Still, in their hearts, many of the first generation men nursed a sentimental attachment to Italy. As the years wore on “the old country” for them became Paradise Lost, while the new land often seemed heartless, money-mad, and filled with the kind of lures and corruption that distanced children from their parents. They felt little patriotic devotion. What kept them in the United States were the loaves and fishes, not the stars and stripes.
The immigrant men drank wine made in their own cellars, and smoked those deliciously sweet and strong Italian stogies (to which I became temporarily addicted in my adulthood). They congregated in neighborhood clubs, barber shops, and the backrooms of stores to play cards, drink, and converse. They exercised a dominant presence in the home, yet left most domestic affairs including all the toil of child rearing to the women. Religion was also left to the women. The immigrant males might feel some sort of attachment to the saints and the church but few attended mass regularly and some openly disliked the priests. In the literal sense of the word, they were “anticlerical,” suspicious of clergymen who did not work for a living but lived off other people’s labor, and who did not marry but spent all their time around women and children in church.

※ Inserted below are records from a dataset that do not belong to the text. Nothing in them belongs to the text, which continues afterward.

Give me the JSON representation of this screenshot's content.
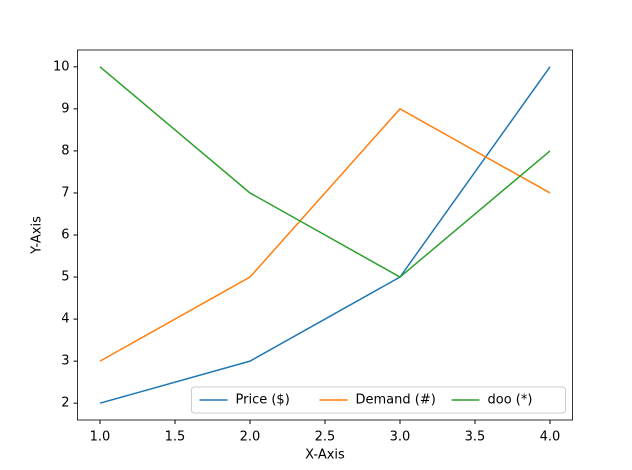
{
  "chart_data": {
    "type": "line",
    "x_label": "X-Axis",
    "y_label": "Y-Axis",
    "x": [
      1,
      2,
      3,
      4
    ],
    "series": [
      {
        "name": "Price ($)",
        "color": "#1f77b4",
        "values": [
          2,
          3,
          5,
          10
        ]
      },
      {
        "name": "Demand (#)",
        "color": "#ff7f0e",
        "values": [
          3,
          5,
          9,
          7
        ]
      },
      {
        "name": "doo (*)",
        "color": "#2ca02c",
        "values": [
          10,
          7,
          5,
          8
        ]
      }
    ],
    "xlim": [
      0.85,
      4.15
    ],
    "xticks": [
      {
        "value": 1,
        "label": "1.0"
      },
      1.5,
      {
        "value": 2,
        "label": "2.0"
      },
      2.5,
      {
        "value": 3,
        "label": "3.0"
      },
      3.5,
      {
        "value": 4,
        "label": "4.0"
      }
    ],
    "ylim": [
      1.6,
      10.4
    ],
    "yticks": [
      2,
      3,
      4,
      5,
      6,
      7,
      8,
      9,
      10
    ],
    "grid": false,
    "legend": "lower right"
  }
}
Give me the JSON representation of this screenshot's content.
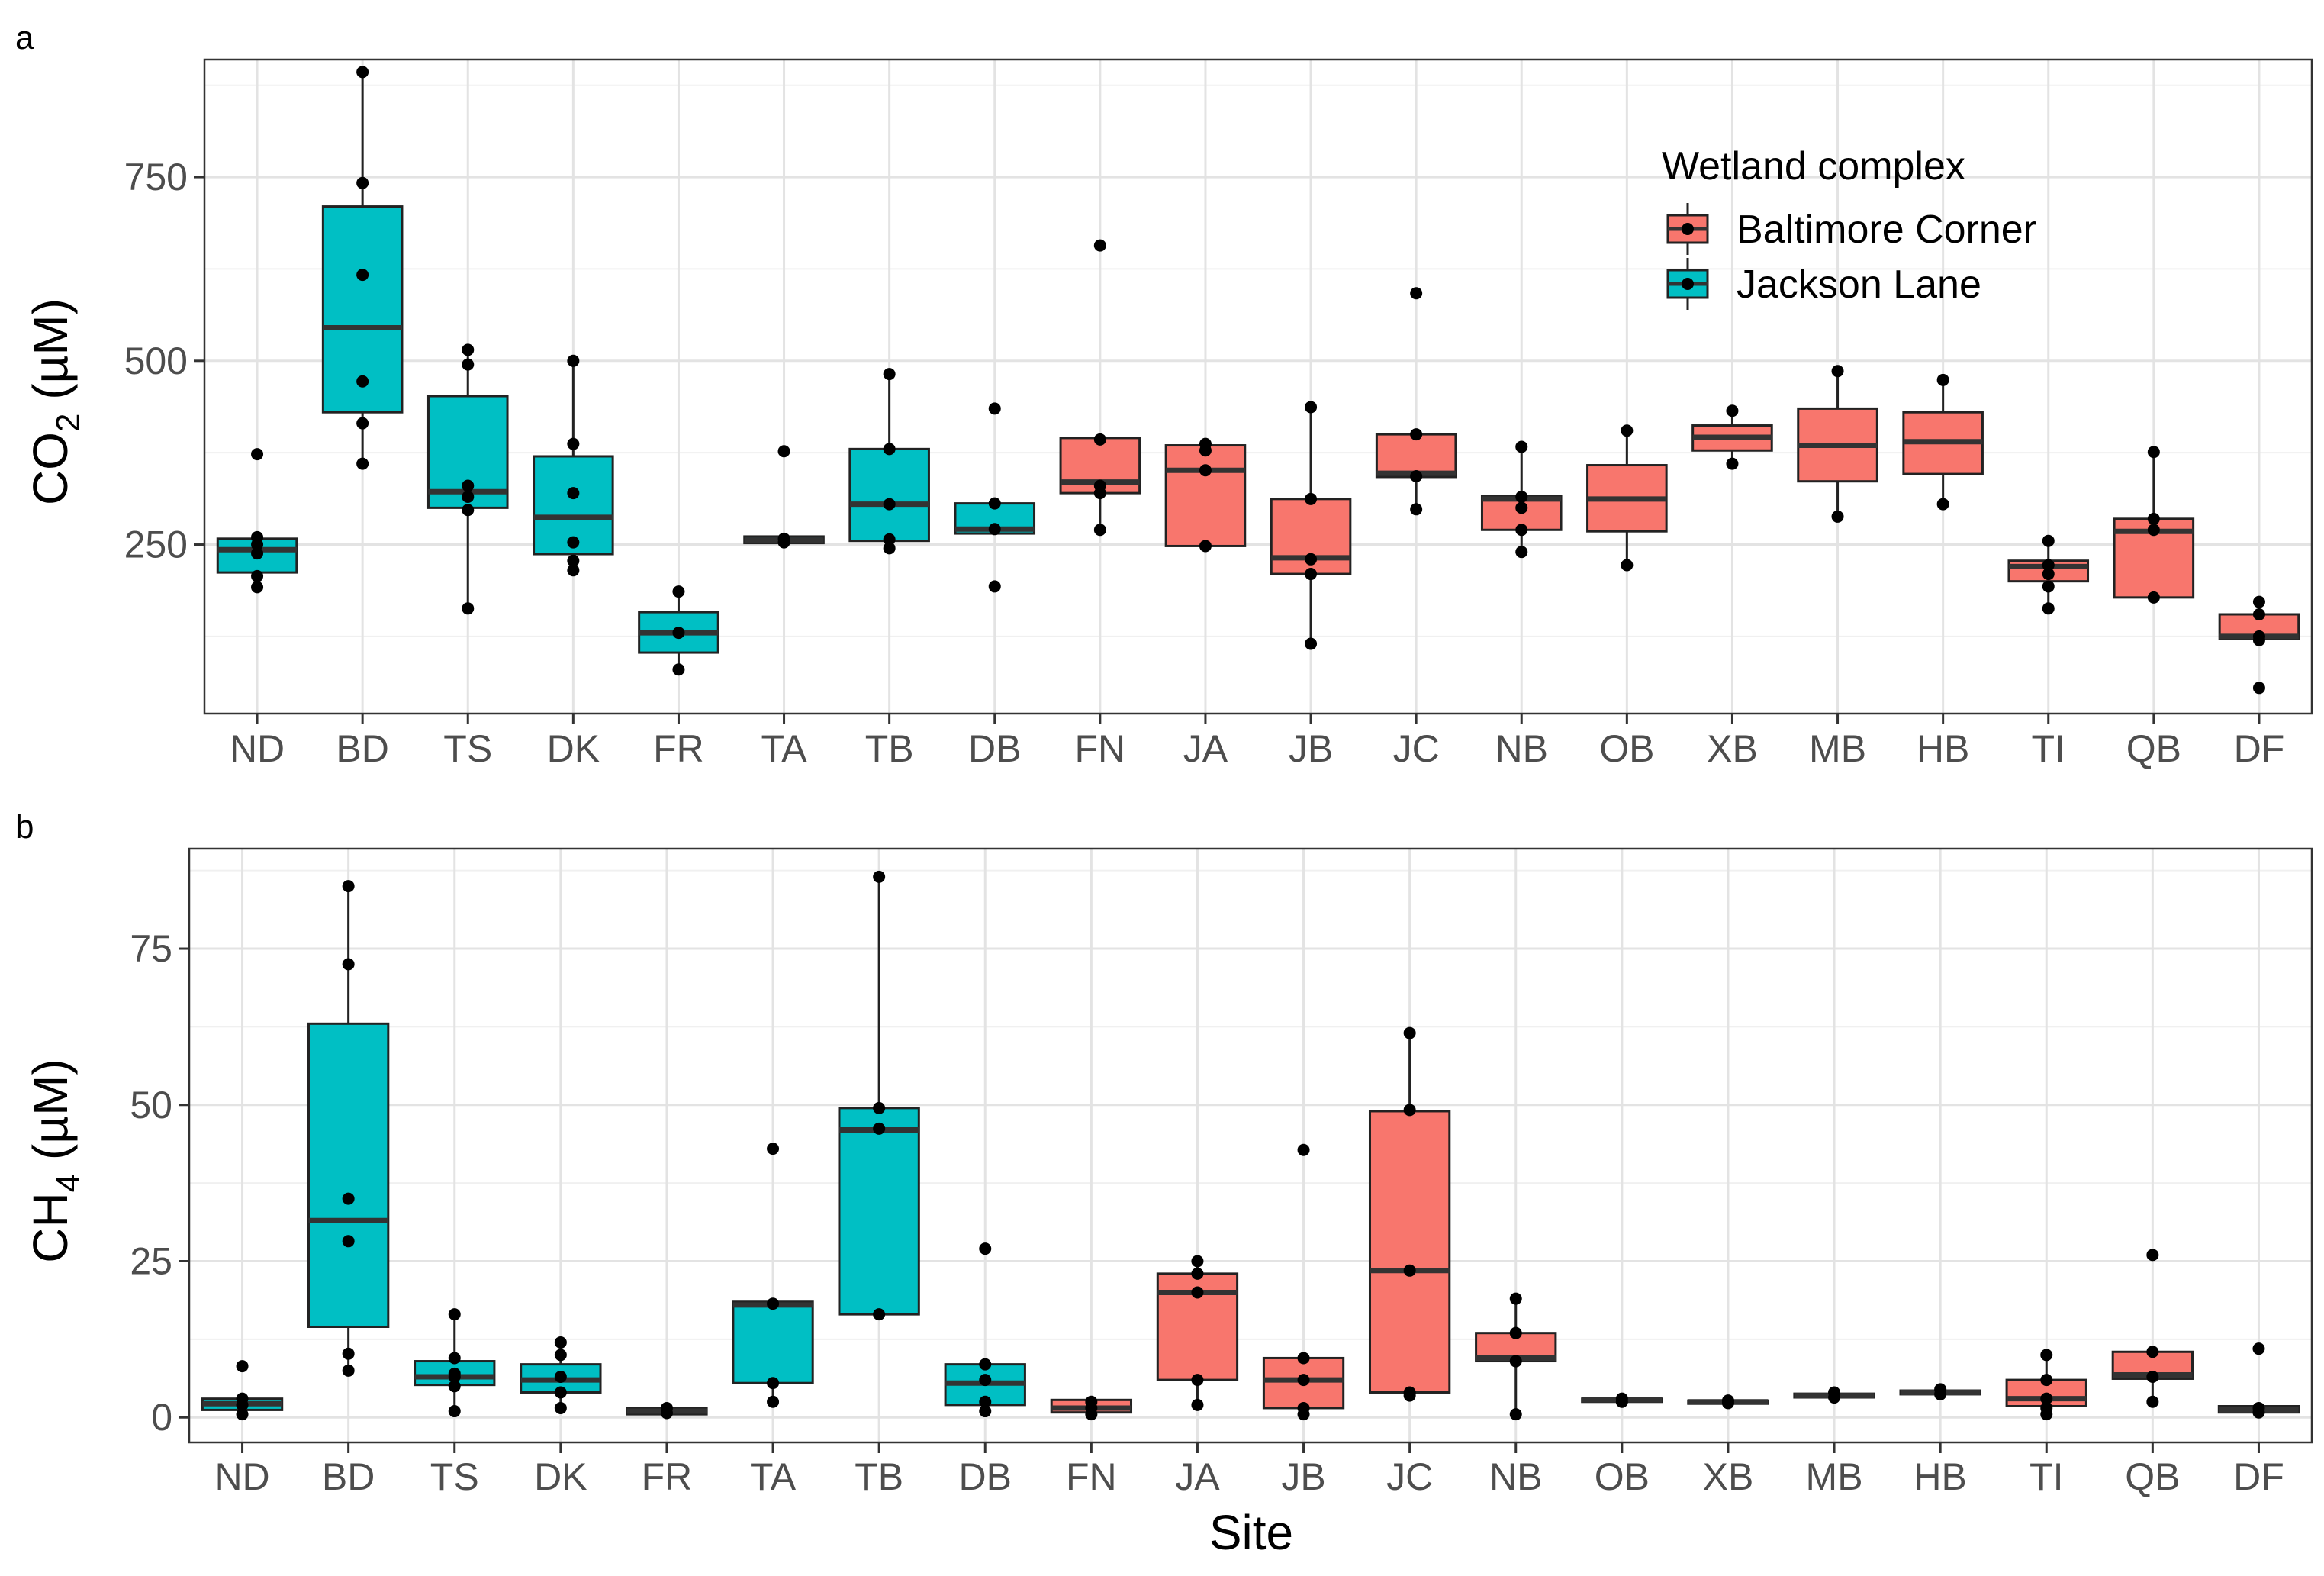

The Italians who came to the United States during the great migrations at the turn of the century, like other groups before and since, were treated as unwelcome strangers. Considered incapable of becoming properly Americanized, they endured various forms of discrimination. Like other ethnic groups that have felt the sting of discrimination, many of the immigrants developed a late-blooming compensatory nationalism, becoming more nationalistic regarding Italy while in the new country than when they had lived “on the other side.” Certainly that was true of Grandpa Giuseppe. For many, Mussolini appeared on the world stage in 1922 as something of a redeemer. Through his exploits in Africa and by “standing up” to other European powers, Mussolini won “respect” for Italy and for Italians everywhere—or so many of the immigrant men imagined.